The entire newsroom is powered by software developed in-house, which allows the journalists to piece together a story and have it distributed in as little as 30 seconds. The same process on the company's older website took as long as 20 minutes per story as editors struggled with code and other complexities that slowed down the process.

"This whole newsroom is designed around trying to 'out-help' our competitors," says Jonathan Savage, vice-president of products. "The idea of helpfulness can be seen as giving you news that makes you smarter because you know how to draft running backs in your fantasy league, or you are now more popular because you shared an amazing article. We want to weaponize people to make them smarter at sports."
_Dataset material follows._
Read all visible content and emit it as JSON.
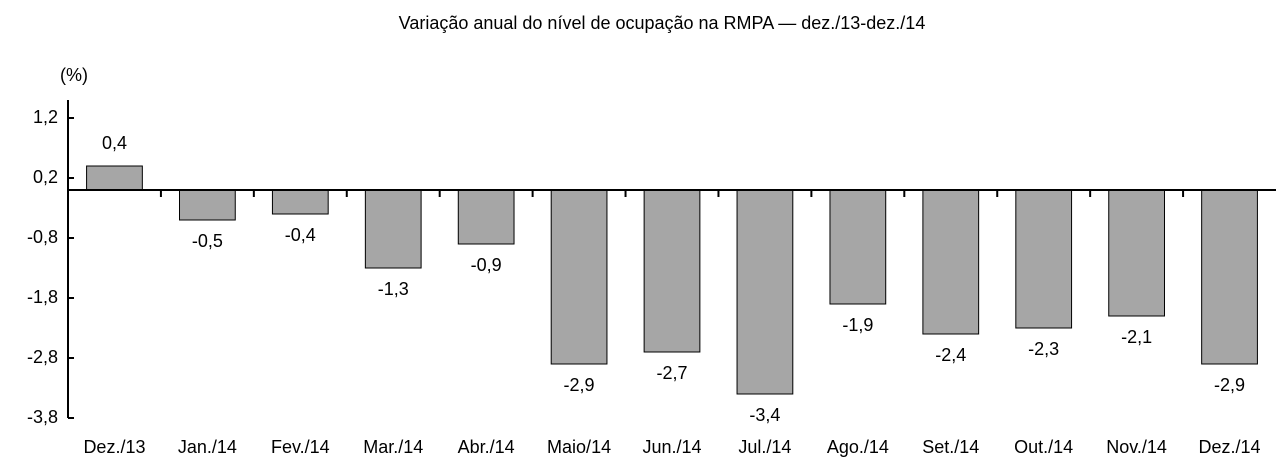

If it succeeds, it will be because it managed to draw advertisers to support the newsroom's efforts. It has had limited success so far, but the company hopes it can sign sponsorship agreements with large companies to supplement a display advertising offering that is still in its infancy.

"Money will follow users," says Benjamin Levy, the company's president and chief operating officer. "Do we have the answer yet? No. But are we learning as we go? Absolutely."